What is the clean way to unittest FileField in django?

Question

I have a model with a FileField. I want to unittest it. django test framework has great ways to manage database and emails. Is there something similar for FileFields?

Ho

Answer 1

I normally test filefields in models using doctest

>>> from django.core.files import File
>>> s = SimpleModel()
>>> s.audio_file = File(open("media/testfiles/testaudio.wav"))
>>> s.save()
>>> ...
>>> s.delete()

If I need to I also test file uploads with test clients.

As for fixtures, I simply copy the files i need in a test folder, after modifying the paths in the fixture.

e.g.

In a fixture containing models with filefiels pointing to a directory named "audio", you replace "audio": "audio/audio.wav" with "audio": "audio/test/audio.wav" .
Now all you have to do is copy the test folder, with the necessary files, in "audio" in the test setUp and then delete it in tearDown.

Not the cleanest way ever i think, but that's what i do.

Answer 2

There are several ways you could tackle this but they're all ugly since unit tests are supposed to be isolated but files are all about durable changes.

My unit tests don't run on a system with production data so it's been easy to simply reset the upload directory after each run with something like git reset --hard. This approach is in some ways the best simply because it involves no code changes and is guaranteed to work as long as you start with good test data.

If you don't actually need to do anything with that file after testing your model's save method, I'd recommend using python's excellent Mock library to completely fake the File instance (i.e. something like mock_file = Mock(spec=django.core.files.File); mock_file.read.return_value = "fake file contents") so you can completely avoid changes to your file handling logic. The Mock library has a couple of ways to globally patch Django's File class within a test method which is about as easy as this will get.

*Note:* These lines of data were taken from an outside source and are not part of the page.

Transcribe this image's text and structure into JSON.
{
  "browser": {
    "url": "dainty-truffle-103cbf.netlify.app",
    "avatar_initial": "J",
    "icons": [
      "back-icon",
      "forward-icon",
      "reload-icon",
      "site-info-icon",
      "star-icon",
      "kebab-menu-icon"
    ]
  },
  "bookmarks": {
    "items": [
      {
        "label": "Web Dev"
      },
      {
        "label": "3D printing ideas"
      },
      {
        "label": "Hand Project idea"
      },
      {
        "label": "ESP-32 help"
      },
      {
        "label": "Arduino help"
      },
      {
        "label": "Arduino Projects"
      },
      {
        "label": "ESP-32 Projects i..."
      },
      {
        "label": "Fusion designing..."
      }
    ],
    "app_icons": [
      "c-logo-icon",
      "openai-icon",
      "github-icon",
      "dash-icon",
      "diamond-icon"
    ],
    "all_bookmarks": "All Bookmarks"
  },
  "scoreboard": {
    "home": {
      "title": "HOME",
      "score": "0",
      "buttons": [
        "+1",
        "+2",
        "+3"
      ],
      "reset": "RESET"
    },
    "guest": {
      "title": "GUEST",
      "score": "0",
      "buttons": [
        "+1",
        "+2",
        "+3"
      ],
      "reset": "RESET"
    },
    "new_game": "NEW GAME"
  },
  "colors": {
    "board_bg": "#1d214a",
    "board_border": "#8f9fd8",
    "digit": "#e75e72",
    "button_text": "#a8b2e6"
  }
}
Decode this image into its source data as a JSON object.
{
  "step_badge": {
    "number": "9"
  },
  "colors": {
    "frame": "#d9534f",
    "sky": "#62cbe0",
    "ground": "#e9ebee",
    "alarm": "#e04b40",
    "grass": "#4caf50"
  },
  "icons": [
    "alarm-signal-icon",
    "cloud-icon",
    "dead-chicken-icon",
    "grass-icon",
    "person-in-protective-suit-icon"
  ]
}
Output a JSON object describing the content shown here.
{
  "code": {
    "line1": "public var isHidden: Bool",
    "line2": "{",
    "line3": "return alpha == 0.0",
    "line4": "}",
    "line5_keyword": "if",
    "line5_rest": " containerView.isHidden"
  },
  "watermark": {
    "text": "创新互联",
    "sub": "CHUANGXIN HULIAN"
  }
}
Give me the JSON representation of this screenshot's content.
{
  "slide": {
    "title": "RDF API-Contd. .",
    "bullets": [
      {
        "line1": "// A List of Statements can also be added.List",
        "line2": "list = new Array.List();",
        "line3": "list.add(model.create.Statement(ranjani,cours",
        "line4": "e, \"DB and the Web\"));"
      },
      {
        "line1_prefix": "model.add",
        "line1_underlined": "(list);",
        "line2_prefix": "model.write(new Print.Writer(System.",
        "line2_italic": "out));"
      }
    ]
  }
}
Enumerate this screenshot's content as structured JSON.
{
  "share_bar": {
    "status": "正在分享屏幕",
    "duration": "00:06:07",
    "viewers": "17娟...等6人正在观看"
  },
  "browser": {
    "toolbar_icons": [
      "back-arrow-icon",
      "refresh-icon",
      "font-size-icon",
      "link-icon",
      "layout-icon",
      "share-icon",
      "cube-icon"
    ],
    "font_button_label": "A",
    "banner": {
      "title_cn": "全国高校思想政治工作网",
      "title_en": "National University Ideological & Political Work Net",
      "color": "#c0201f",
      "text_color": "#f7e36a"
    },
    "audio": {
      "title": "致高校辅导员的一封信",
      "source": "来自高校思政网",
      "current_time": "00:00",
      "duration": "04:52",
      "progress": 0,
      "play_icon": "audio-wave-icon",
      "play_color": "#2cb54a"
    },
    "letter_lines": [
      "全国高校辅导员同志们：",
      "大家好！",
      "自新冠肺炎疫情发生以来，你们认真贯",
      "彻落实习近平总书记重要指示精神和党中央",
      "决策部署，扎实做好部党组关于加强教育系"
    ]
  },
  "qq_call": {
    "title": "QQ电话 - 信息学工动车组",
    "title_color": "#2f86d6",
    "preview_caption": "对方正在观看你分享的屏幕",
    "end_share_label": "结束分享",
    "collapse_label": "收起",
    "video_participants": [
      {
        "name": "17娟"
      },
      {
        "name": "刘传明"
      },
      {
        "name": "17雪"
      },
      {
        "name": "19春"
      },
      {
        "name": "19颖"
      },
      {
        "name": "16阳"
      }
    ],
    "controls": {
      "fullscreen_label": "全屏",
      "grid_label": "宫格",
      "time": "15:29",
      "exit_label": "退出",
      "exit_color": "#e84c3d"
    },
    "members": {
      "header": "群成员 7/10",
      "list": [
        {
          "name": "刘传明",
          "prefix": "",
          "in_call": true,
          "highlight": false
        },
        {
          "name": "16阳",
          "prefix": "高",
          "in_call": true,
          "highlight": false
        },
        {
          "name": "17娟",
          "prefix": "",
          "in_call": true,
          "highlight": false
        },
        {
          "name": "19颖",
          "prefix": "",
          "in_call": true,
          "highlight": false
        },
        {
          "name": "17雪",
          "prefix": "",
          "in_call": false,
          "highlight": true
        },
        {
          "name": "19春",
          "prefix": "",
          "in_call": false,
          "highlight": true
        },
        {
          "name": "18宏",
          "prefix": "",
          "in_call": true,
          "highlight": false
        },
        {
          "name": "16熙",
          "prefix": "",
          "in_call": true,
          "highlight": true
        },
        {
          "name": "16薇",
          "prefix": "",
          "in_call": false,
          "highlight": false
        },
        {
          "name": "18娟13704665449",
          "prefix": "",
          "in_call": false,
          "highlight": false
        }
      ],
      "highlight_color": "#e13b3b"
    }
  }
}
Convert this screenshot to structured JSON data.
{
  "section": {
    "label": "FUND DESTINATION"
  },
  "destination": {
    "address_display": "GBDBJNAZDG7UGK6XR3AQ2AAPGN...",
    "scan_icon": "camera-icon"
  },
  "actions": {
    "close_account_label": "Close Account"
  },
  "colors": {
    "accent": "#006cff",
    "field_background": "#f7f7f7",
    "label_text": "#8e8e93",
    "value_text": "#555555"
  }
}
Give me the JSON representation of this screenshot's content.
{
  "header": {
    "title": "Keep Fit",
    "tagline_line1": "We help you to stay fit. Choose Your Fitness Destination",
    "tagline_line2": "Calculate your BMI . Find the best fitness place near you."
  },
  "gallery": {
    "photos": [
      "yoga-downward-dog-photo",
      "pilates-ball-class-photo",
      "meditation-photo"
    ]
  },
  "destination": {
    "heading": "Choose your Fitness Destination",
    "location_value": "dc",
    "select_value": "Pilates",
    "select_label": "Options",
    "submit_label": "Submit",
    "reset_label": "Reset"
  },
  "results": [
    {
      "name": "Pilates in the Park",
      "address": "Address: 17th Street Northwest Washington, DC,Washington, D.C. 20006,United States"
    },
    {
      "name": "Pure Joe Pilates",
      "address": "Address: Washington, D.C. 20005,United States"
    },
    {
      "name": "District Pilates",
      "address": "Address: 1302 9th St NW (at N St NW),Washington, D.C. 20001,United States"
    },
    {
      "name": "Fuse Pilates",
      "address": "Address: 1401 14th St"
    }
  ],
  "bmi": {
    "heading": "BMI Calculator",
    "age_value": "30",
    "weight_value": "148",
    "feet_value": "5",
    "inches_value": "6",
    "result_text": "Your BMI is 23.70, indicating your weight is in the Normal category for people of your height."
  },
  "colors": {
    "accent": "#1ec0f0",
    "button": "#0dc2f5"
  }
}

If you need to have a real file (i.e. for serving as part of a test, processing with an external script, etc.) you can use something similar to Mirko's example and create a File object after making sure it'll be stored somewhere appropriate - here are three ways to do that:

• Have your test settings.MEDIA_ROOT point to a temporary directory (see the Python tempfile module's mkdtemp function). This works fine as long as you have something like a separate STATIC_ROOT which you use for the media files which are part of your source code.
• Use a custom storage manager
• Set the file path manually on each File instance or have a custom upload_to function to point somewhere which your test setup/teardown process purges such as a test subdirectory under MEDIA_ROOT.

Edit: mock object library is new in python version 3.3. For older python versions check Michael Foord's version

Answer 3

If you just want to create an object that requires FileField and don't want to use this field then you can just pass any (existing or not) relative path like this:

example_object = models.ExampleModel({'file': "foo.bar"})
example_object.save()

Then it's ready for use.

Answer 4

Django provides a great way to do this - use a SimpleUploadedFile or a TemporaryUploadedFile. SimpleUploadedFile is generally the simpler option if all you need to store is some sentinel data:

from django.core.files.uploadedfile import SimpleUploadedFile

my_model.file_field = SimpleUploadedFile(
    "best_file_eva.txt",
    b"these are the file contents!"   # note the b in front of the string [bytes]
)

It's one of django's magical features-that-don't-show-up-in-the-docs :). However it is referred to here and implemented here.

Limitations

Note that you can only put bytes in a SimpleUploadedFile since it's implemented using BytesIO behind the scenes. If you need more realistic, file-like behavior you can use TemporaryUploadedFile.

For Python 2

If you're stuck on python 2, skip the b prefix in the content:

my_model.file_field = SimpleUploadedFile(
    "best_file_eva.txt",
    "these are the file contents!" # no b
)

Answer 5

I guess that easiest way is to use ContentFile class:

file = ContentFile('text', 'name')
my_model = MyModel()
my_model.file = file
my_model.save()